Robert Altamn (USA 2006 - distributeur : Cineart)

Meryl Streep, Lily Tomlin, Woody Harrelon, Kevin Kline, Tommy Lee Jones

100 min.
6 décembre 2006
A PRAIRIE HOME COMPANION

Merci Monsieur Altman, avant de tirer votre révérence, de nous avoir permis de passer en compagnie d’acteurs épatants un samedi soir à Saint Paul Minnesota.
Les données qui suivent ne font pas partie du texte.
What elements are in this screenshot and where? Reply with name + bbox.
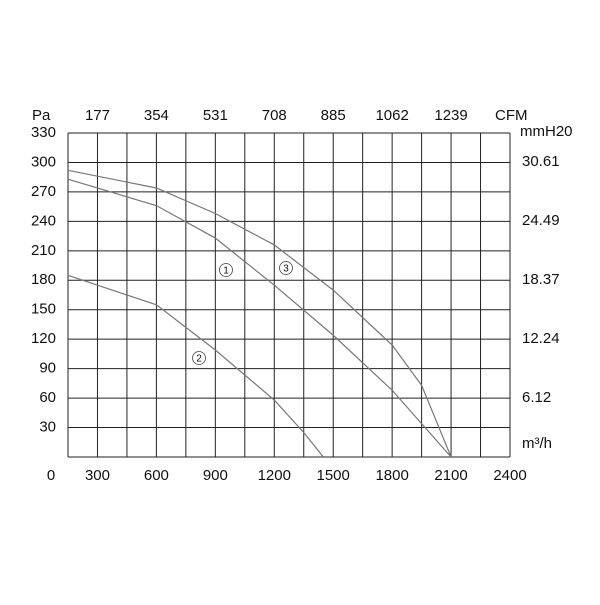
y2-tick-label: 6.12: [522, 389, 551, 406]
x-tick-label: 1200: [258, 467, 291, 484]
y-tick-label: 300: [31, 153, 56, 170]
y-tick-label: 0: [47, 467, 55, 484]
curve-label: 3: [283, 264, 289, 275]
y2-tick-label: 24.49: [522, 212, 560, 229]
y-tick-label: 90: [39, 360, 56, 377]
y-tick-label: 180: [31, 271, 56, 288]
x2-tick-label: 1239: [434, 107, 467, 124]
y-tick-label: 150: [31, 301, 56, 318]
y2-tick-label: 12.24: [522, 330, 560, 347]
y2-tick-label: 18.37: [522, 271, 560, 288]
y-tick-label: 270: [31, 183, 56, 200]
x2-tick-label: 1062: [375, 107, 408, 124]
curve: [67, 178, 452, 458]
x2-tick-label: 885: [321, 107, 346, 124]
x2-tick-label: 531: [203, 107, 228, 124]
y-tick-label: 60: [39, 389, 56, 406]
curve-label: 2: [196, 354, 202, 365]
y2-tick-label: 30.61: [522, 153, 560, 170]
x-axis-label: m³/h: [522, 435, 552, 452]
y-tick-label: 330: [31, 124, 56, 141]
curve-label-circle: [279, 261, 293, 275]
x-tick-label: 1800: [375, 467, 408, 484]
x2-tick-label: 354: [144, 107, 169, 124]
x-tick-label: 300: [85, 467, 110, 484]
x-tick-label: 900: [203, 467, 228, 484]
x-tick-label: 600: [144, 467, 169, 484]
curve-label-circle: [219, 263, 233, 277]
x-tick-label: 2400: [493, 467, 526, 484]
y-tick-label: 210: [31, 242, 56, 259]
x2-axis-label: CFM: [495, 107, 528, 124]
x-tick-label: 1500: [317, 467, 350, 484]
x2-tick-label: 708: [262, 107, 287, 124]
curve: [67, 169, 452, 458]
y-axis-label: Pa: [32, 107, 51, 124]
y-tick-label: 120: [31, 330, 56, 347]
curve-label: 1: [223, 266, 229, 277]
y-tick-label: 30: [39, 419, 56, 436]
y-tick-label: 240: [31, 212, 56, 229]
x-tick-label: 2100: [434, 467, 467, 484]
curve: [67, 274, 324, 458]
x2-tick-label: 177: [85, 107, 110, 124]
curve-label-circle: [192, 351, 206, 365]
y2-axis-label: mmH20: [520, 123, 573, 140]
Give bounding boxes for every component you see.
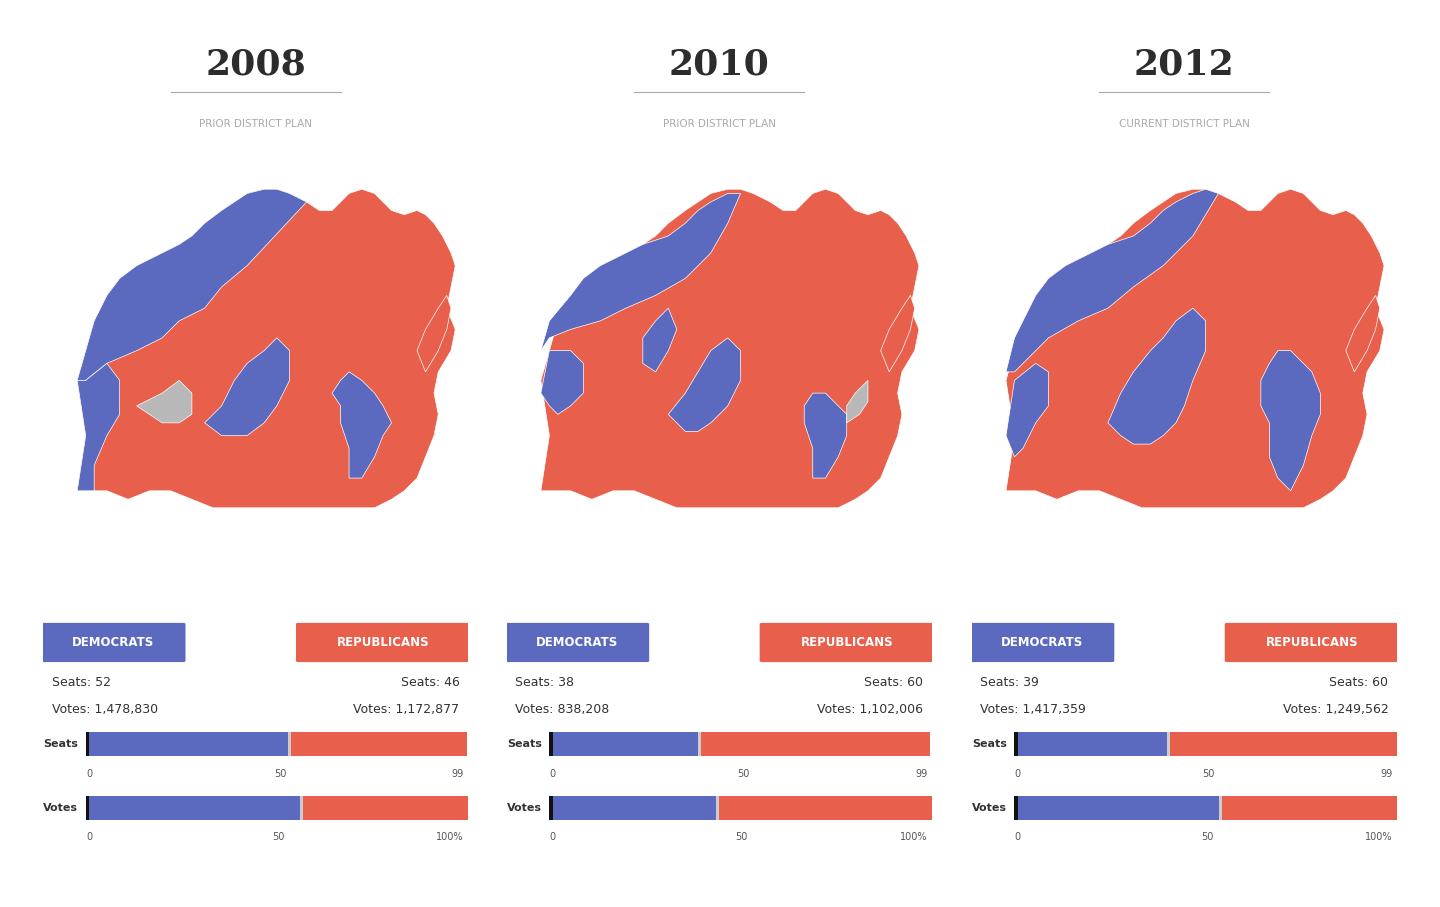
FancyBboxPatch shape	[297, 623, 469, 662]
Polygon shape	[847, 380, 868, 423]
Text: Seats: 60: Seats: 60	[1329, 677, 1388, 689]
Bar	[89, 795, 300, 820]
Text: 2010: 2010	[668, 48, 770, 82]
Polygon shape	[78, 190, 307, 380]
Bar	[1018, 795, 1218, 820]
Text: 0: 0	[550, 833, 556, 843]
Text: 50: 50	[736, 833, 747, 843]
Text: 50: 50	[1201, 833, 1212, 843]
Text: 0: 0	[1015, 833, 1021, 843]
Text: 0: 0	[86, 833, 92, 843]
Text: 100%: 100%	[436, 833, 464, 843]
Text: Votes: 1,417,359: Votes: 1,417,359	[981, 703, 1086, 717]
Polygon shape	[1261, 351, 1320, 491]
Polygon shape	[204, 338, 289, 435]
Bar	[1166, 732, 1171, 756]
Text: 99: 99	[452, 768, 464, 778]
Bar	[300, 795, 304, 820]
Text: Votes: Votes	[972, 803, 1007, 813]
FancyBboxPatch shape	[505, 623, 649, 662]
Polygon shape	[418, 296, 451, 372]
Text: 100%: 100%	[900, 833, 927, 843]
Polygon shape	[137, 380, 192, 423]
Text: 50: 50	[1202, 768, 1215, 778]
Polygon shape	[78, 190, 455, 508]
Bar	[701, 732, 930, 756]
Text: Votes: 1,249,562: Votes: 1,249,562	[1283, 703, 1388, 717]
Text: Seats: 39: Seats: 39	[981, 677, 1040, 689]
Polygon shape	[1107, 308, 1205, 444]
Text: Votes: 1,102,006: Votes: 1,102,006	[816, 703, 923, 717]
FancyBboxPatch shape	[760, 623, 933, 662]
Polygon shape	[1007, 190, 1218, 372]
Bar	[1018, 732, 1166, 756]
Text: 100%: 100%	[1365, 833, 1392, 843]
FancyBboxPatch shape	[42, 623, 186, 662]
Polygon shape	[881, 296, 914, 372]
Text: REPUBLICANS: REPUBLICANS	[1266, 636, 1358, 649]
Polygon shape	[1007, 364, 1048, 457]
Polygon shape	[541, 190, 919, 508]
Text: 0: 0	[86, 768, 92, 778]
Text: Seats: 52: Seats: 52	[52, 677, 111, 689]
Text: Votes: 838,208: Votes: 838,208	[516, 703, 609, 717]
Text: PRIOR DISTRICT PLAN: PRIOR DISTRICT PLAN	[662, 119, 776, 129]
Text: Seats: 46: Seats: 46	[400, 677, 459, 689]
Text: Votes: Votes	[43, 803, 78, 813]
Bar	[698, 732, 701, 756]
Text: 50: 50	[272, 833, 284, 843]
Bar	[550, 795, 553, 820]
Bar	[553, 795, 716, 820]
FancyBboxPatch shape	[971, 623, 1115, 662]
Text: Seats: Seats	[972, 739, 1007, 749]
FancyBboxPatch shape	[1225, 623, 1398, 662]
Bar	[1015, 732, 1018, 756]
Polygon shape	[541, 193, 740, 351]
Text: Votes: 1,478,830: Votes: 1,478,830	[52, 703, 158, 717]
Polygon shape	[1007, 190, 1384, 508]
Polygon shape	[642, 308, 677, 372]
Bar	[1218, 795, 1223, 820]
Bar	[553, 732, 698, 756]
Bar	[89, 732, 288, 756]
Text: Seats: 38: Seats: 38	[516, 677, 575, 689]
Text: 99: 99	[1381, 768, 1392, 778]
Text: DEMOCRATS: DEMOCRATS	[1001, 636, 1083, 649]
Text: 0: 0	[550, 768, 556, 778]
Text: 50: 50	[274, 768, 287, 778]
Polygon shape	[804, 393, 847, 478]
Polygon shape	[541, 351, 583, 414]
Text: REPUBLICANS: REPUBLICANS	[337, 636, 429, 649]
Bar	[86, 732, 89, 756]
Polygon shape	[333, 372, 392, 478]
Bar	[1171, 732, 1400, 756]
Bar	[288, 732, 291, 756]
Text: CURRENT DISTRICT PLAN: CURRENT DISTRICT PLAN	[1119, 119, 1250, 129]
Bar	[291, 732, 467, 756]
Bar	[1015, 795, 1018, 820]
Bar	[720, 795, 935, 820]
Bar	[1223, 795, 1400, 820]
Text: Seats: 60: Seats: 60	[864, 677, 923, 689]
Text: 2012: 2012	[1135, 48, 1234, 82]
Polygon shape	[1346, 296, 1380, 372]
Bar	[550, 732, 553, 756]
Bar	[304, 795, 471, 820]
Polygon shape	[668, 338, 740, 432]
Text: 0: 0	[1015, 768, 1021, 778]
Polygon shape	[78, 364, 120, 491]
Text: Seats: Seats	[43, 739, 78, 749]
Text: 99: 99	[916, 768, 927, 778]
Text: 50: 50	[737, 768, 750, 778]
Bar	[86, 795, 89, 820]
Text: PRIOR DISTRICT PLAN: PRIOR DISTRICT PLAN	[199, 119, 312, 129]
Text: Votes: 1,172,877: Votes: 1,172,877	[353, 703, 459, 717]
Text: 2008: 2008	[206, 48, 305, 82]
Text: Votes: Votes	[507, 803, 541, 813]
Bar	[716, 795, 720, 820]
Text: DEMOCRATS: DEMOCRATS	[72, 636, 154, 649]
Text: REPUBLICANS: REPUBLICANS	[801, 636, 893, 649]
Text: DEMOCRATS: DEMOCRATS	[536, 636, 618, 649]
Text: Seats: Seats	[507, 739, 541, 749]
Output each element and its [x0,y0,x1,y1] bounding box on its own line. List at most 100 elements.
Parce que vous aviez quatre-vingt ans, à la demande des compagnies d’assurances, la production vous avait affecté d’un doublon…. Les Dieux du Midwest et de sa fougueuse prairie ont veillé à ce que cet assistant-rescue soit d’une qualité, qui lorsqu’elle sera lestée de quelques lustres supplémentaires, pourra rejoindre la vôtre : Paul Thomas Anderson

Dans le théâtre Fitzgerald, hommage à cet autre créateur hanté par la nostalgie, a lieu pour la dernière fois la trentenaire émission de radio (*), celle-là même qui donne au film son titre.

Altman, plutôt que de raconter ces dernières heures, choisit de laisser sa caméra capter les visages les émotions ou les fanfaronnades de ceux qui vont donner à ce last show son pesant d’humanité.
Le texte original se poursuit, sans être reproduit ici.